The Ontario Court of Appeal recently released its decision in Blue Mountain Resorts Limited v. Ontario (Labour), 2013 ONCA 75, overturning a Divisional Court decision (2011 ONSC 3057) on the duties of employers and contractors under the Occupational Health and Safety Act (OHSA) to report a death or a "critical injury" to the Ministry of Labour (Ministry). Our previous bulletin on the onerous requirements on employers resulting from the Divisional Court decision can be found here.

In this case, a guest of Blue Mountain Resorts drowned in the resort swimming pool. The Divisional Court ruled that the resort swimming pool was a "workplace," under the definition in OHSA, and that employers are required to report all deaths and critical injuries occurring at a workplace and to preserve the scene of the occurrence, regardless of whether: (a) the injured individuals are workers; or (b) the incidents involve hazards that impact workers.

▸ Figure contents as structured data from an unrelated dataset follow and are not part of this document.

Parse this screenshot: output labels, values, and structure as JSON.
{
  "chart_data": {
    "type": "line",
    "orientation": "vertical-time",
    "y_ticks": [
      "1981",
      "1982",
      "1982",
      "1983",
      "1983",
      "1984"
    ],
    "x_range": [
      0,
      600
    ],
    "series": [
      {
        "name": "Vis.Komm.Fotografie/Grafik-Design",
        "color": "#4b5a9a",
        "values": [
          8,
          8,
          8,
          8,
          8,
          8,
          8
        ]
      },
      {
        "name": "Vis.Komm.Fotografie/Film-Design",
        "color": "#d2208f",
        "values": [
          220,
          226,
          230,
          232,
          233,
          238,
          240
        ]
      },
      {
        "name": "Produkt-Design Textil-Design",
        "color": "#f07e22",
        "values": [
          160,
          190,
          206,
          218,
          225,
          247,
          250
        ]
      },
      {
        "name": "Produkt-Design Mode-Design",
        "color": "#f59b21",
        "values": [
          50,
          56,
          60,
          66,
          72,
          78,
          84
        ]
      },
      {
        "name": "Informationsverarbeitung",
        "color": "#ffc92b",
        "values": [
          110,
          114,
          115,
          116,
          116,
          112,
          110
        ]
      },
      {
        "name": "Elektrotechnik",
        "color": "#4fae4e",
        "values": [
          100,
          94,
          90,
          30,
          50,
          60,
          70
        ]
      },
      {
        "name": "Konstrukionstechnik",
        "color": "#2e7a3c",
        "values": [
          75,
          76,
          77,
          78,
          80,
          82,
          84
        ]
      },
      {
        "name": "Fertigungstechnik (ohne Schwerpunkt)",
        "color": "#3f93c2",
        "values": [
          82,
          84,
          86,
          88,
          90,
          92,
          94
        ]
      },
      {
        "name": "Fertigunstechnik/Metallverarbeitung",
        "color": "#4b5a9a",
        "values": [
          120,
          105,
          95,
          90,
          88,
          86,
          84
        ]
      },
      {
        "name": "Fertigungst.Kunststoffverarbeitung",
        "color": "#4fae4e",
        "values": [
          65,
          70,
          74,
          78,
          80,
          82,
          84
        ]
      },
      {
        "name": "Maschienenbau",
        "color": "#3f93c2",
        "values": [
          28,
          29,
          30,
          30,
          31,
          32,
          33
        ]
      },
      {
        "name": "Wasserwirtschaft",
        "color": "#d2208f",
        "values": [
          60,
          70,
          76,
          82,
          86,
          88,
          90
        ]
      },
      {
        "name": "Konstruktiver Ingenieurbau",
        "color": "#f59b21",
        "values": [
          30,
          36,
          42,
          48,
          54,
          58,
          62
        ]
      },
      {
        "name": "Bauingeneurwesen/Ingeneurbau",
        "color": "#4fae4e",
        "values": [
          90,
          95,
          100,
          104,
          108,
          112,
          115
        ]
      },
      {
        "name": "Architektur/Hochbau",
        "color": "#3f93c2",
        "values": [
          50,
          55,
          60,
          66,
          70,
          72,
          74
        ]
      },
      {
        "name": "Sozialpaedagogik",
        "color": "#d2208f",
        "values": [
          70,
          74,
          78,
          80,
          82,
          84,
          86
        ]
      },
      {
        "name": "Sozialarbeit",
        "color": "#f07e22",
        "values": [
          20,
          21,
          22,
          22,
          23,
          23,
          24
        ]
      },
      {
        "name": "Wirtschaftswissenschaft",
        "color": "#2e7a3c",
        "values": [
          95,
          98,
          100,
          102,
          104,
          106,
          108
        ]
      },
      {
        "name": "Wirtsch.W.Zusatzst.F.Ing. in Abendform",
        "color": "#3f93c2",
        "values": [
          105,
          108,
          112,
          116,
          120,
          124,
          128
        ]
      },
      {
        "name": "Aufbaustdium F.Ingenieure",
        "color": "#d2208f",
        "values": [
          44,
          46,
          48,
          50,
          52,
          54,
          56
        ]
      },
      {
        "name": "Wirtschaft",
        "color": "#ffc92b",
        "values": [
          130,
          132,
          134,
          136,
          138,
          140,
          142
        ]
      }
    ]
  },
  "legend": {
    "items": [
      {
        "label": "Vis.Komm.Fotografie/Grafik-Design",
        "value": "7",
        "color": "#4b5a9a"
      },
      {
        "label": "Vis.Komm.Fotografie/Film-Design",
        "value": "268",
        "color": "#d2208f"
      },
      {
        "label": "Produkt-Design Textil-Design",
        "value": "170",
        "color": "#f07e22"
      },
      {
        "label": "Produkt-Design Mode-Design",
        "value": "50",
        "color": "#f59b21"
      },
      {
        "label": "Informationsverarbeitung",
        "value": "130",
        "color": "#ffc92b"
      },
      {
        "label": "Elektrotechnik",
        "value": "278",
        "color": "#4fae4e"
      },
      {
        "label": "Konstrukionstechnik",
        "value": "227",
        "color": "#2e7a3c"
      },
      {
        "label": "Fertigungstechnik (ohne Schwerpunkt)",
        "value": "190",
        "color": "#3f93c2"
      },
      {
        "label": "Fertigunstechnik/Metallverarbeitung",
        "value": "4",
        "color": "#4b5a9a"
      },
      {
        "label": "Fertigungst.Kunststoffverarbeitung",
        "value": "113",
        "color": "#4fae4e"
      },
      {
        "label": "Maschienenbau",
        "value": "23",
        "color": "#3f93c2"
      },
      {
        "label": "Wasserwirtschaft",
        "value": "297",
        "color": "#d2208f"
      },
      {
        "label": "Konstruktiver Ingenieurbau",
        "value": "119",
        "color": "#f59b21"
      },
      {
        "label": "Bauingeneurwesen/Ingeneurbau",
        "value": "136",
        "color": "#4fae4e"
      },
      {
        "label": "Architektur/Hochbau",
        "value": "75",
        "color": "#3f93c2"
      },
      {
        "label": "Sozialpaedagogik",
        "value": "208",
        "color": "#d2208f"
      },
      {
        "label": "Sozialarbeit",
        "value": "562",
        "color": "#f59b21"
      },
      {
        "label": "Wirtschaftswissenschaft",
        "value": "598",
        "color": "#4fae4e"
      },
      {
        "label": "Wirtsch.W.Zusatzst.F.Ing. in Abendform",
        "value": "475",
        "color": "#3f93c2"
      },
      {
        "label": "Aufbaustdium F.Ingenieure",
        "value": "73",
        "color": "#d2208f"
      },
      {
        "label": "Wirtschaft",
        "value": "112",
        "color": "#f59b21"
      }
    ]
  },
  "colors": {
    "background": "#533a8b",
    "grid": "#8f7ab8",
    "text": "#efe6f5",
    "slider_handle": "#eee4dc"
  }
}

The Court of Appeal ruled that requiring employers to contact the Ministry and to preserve the site of every critical injury or death at a workplace, regardless of cause or if the person involved was a worker, was an absurd interpretation of the legislation. In order to give effect to the purpose of the OHSA – to protect worker safety – the Court of Appeal found that the duty to report and to preserve the site of a critical injury or death only arises where there is "some reasonable nexus between the hazard giving rise to the death or critical injury and a realistic risk to worker safety at a workplace".1 The Court of Appeal stated, "[s]ometimes a swimming pool is just a swimming pool"2 and found that, in this case, there was no relationship between the cause of death and worker safety.

Although the Court of Appeal decision thankfully narrows the circumstances where the Ministry must be contacted and the scene must be preserved in the event of a death or critical injury in the workplace, it remains to be seen how the Ontario Labour Relations Board and the courts will interpret this new requirement for a "reasonable nexus" between the cause of the occurrence and worker safety.